UNITED NATIONS - Noting that a US Senate report released on Tuesday revealed a “clear policy orchestrated at a high level within the Bush administration”, a UN human rights expert called for prosecution of US officials who ordered crimes, including torture, against detainees.
Ben Emmerson, United Nations special rapporteur on human rights and counter-terrorism, said senior Bush administration officials who planned and authorized crimes must be prosecuted, along with as CIA and other US government officials who committed torture such as waterboarding.
“As a matter of international law, the US is legally obliged to bring those responsible to justice,” Emmerson said in a statement issued in Geneva. “The US Attorney General is under a legal duty to bring criminal charges against those responsible.”
The CIA routinely misled the White House and Congress over its harsh interrogation program for terrorism suspects, and its methods, which included waterboarding, were more brutal than the agency acknowledged, a Senate report said on Tuesday.

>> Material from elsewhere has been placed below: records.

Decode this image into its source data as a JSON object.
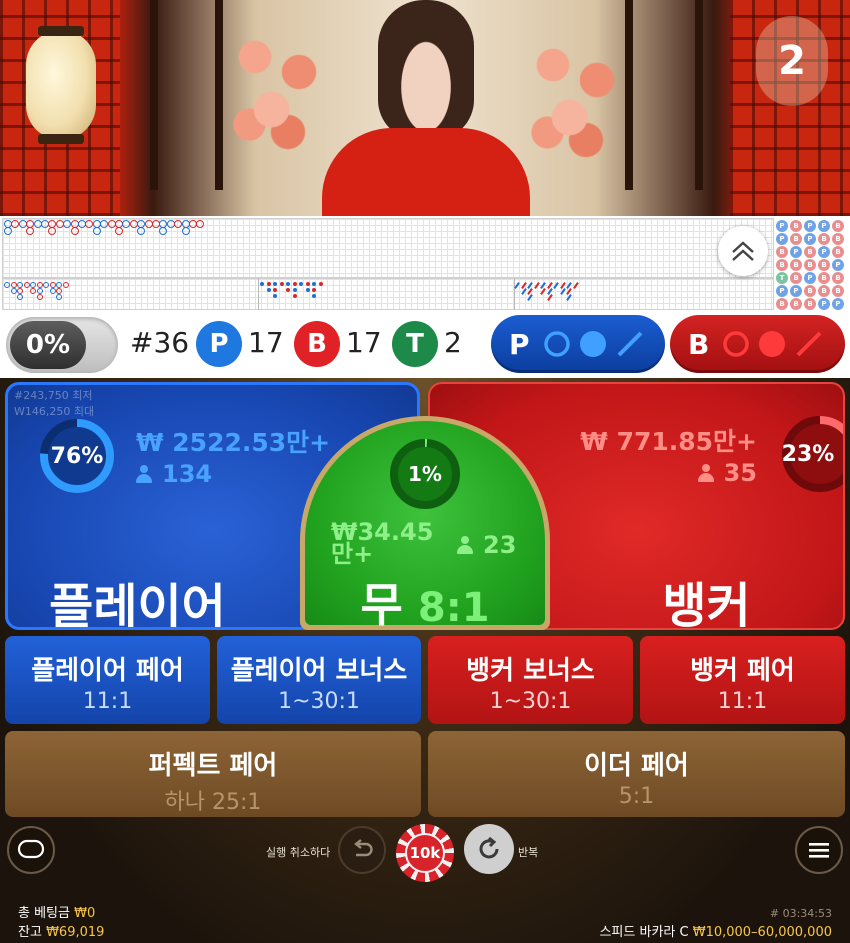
{
  "video": {
    "round_timer": "2"
  },
  "stats": {
    "percent_toggle": "0%",
    "round_number": "#36",
    "player_letter": "P",
    "player_count": "17",
    "banker_letter": "B",
    "banker_count": "17",
    "tie_letter": "T",
    "tie_count": "2",
    "ask_player_letter": "P",
    "ask_banker_letter": "B"
  },
  "bets": {
    "player": {
      "label": "플레이어",
      "amount": "₩ 2522.53만+",
      "players": "134",
      "percent": "76%",
      "percent_value": 0.76,
      "ghost_1": "#243,750 최저",
      "ghost_2": "W146,250 최대"
    },
    "tie": {
      "label": "무",
      "odds": "8:1",
      "amount": "₩34.45\n만+",
      "players": "23",
      "percent": "1%",
      "percent_value": 0.01
    },
    "banker": {
      "label": "뱅커",
      "amount": "₩ 771.85만+",
      "players": "35",
      "percent": "23%",
      "percent_value": 0.23
    },
    "player_pair": {
      "label": "플레이어 페어",
      "odds": "11:1"
    },
    "player_bonus": {
      "label": "플레이어 보너스",
      "odds": "1~30:1"
    },
    "banker_bonus": {
      "label": "뱅커 보너스",
      "odds": "1~30:1"
    },
    "banker_pair": {
      "label": "뱅커 페어",
      "odds": "11:1"
    },
    "perfect_pair": {
      "label": "퍼펙트 페어",
      "odds": "하나 25:1"
    },
    "either_pair": {
      "label": "이더 페어",
      "odds": "5:1"
    }
  },
  "controls": {
    "undo_label": "실행 취소하다",
    "chip_value": "10k",
    "repeat_label": "반복"
  },
  "footer": {
    "total_bet_label": "총 베팅금",
    "total_bet_value": "₩0",
    "balance_label": "잔고",
    "balance_value": "₩69,019",
    "game_id": "# 03:34:53",
    "table_name": "스피드 바카라 C",
    "table_limits": "₩10,000–60,000,000"
  },
  "colors": {
    "player": "#1746b0",
    "banker": "#c21618",
    "tie": "#21a21f",
    "chip_gold": "#f7c64a"
  },
  "icons": [
    "expand-up-icon",
    "chat-icon",
    "undo-icon",
    "repeat-icon",
    "menu-icon",
    "person-icon"
  ]
}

Emmerson, a British international lawyer serving in the independent post since 2010, welcomed the belated release of the report, commending the Obama administration “for resisting domestic pressure to suppress these important findings”.
“It is now time to take action. The individuals responsible for the criminal conspiracy revealed in today’s report must be brought to justice, and must face criminal penalties commensurate with the gravity of their crimes,” he said.
Khalid Sheikh Mohammed, the self-confessed mastermind behind the September 11 attacks, should not have to face the death penalty, his lawyer said Tuesday, following revelations of torture in a scathing US Senate report. “It’s not legal, humane, or fair to execute a person after torturing him,” David Nevin told AFP.
Mohammed is known to have been waterboarded 183 times in secret CIA prisons and in March 2003 he was subjected to five waterboard sessions over 25 hours.
“Holding a real execution of Mr Khalid Sheikh, after 183 mock executions, is cruel and unusual punishment,” prohibited under the Eighth Amendment of the US Constitution, Nevin said.
“The brutality revealed in the details of the torture is quite shocking,” he said, and “produced absolutely no useful information.”
Afghanistan’s new President Ashraf Ghani on Wednesday condemned CIA torture detailed in a US Senate report, at a specially-convened press conference in Kabul. “All the accepted principles of human rights or those of US laws have been violated by a number of CIA staff and contractors,” he said. “The Afghan government condemns these inhumane actions in the strongest terms.”
The European Union on Wednesday said a US Senate report exposing brutal yet ineffective CIA torture of Al-Qaeda suspects was a “positive step” in recognising the programme’s failings.
“The report raises important questions about the violation of human rights by the US authorities,” European Commission spokeswoman Catherine Ray said, noting that US President Barack Obama had ended the programme in 2009 when he took office.
“This report is a positive step in confronting publicly and critically the Central Intelligence Agency’s detention and interrogation programme.”
China urged the United States on Wednesday to “correct its ways”, after the US Senate said in a report the CIA misled the White House and public about its torture of detainees and acted more brutally and pervasively than it acknowledged.
“China has consistently opposed torture. We believe that the US side should reflect on this, correct its ways and earnestly respect and follow the rules of related international conventions,” China foreign ministry spokesman Hong Lei told a daily briefing.
Poland put pressure on the United States into ending its brutal CIA interrogation of Al-Qaeda suspects in a secret prison on Polish soil in 2003, former Polish president Aleksander Kwasniewski said Wednesday.
“I told (then US president George W) Bush that this cooperation must end and it did end,” Kwasniewski told TOK FM radio. He was speaking a day after a scathing US Senate report revealed the CIA had used methods amounting to torture to interrogate prisoners after the September 11, 2001 terror attacks.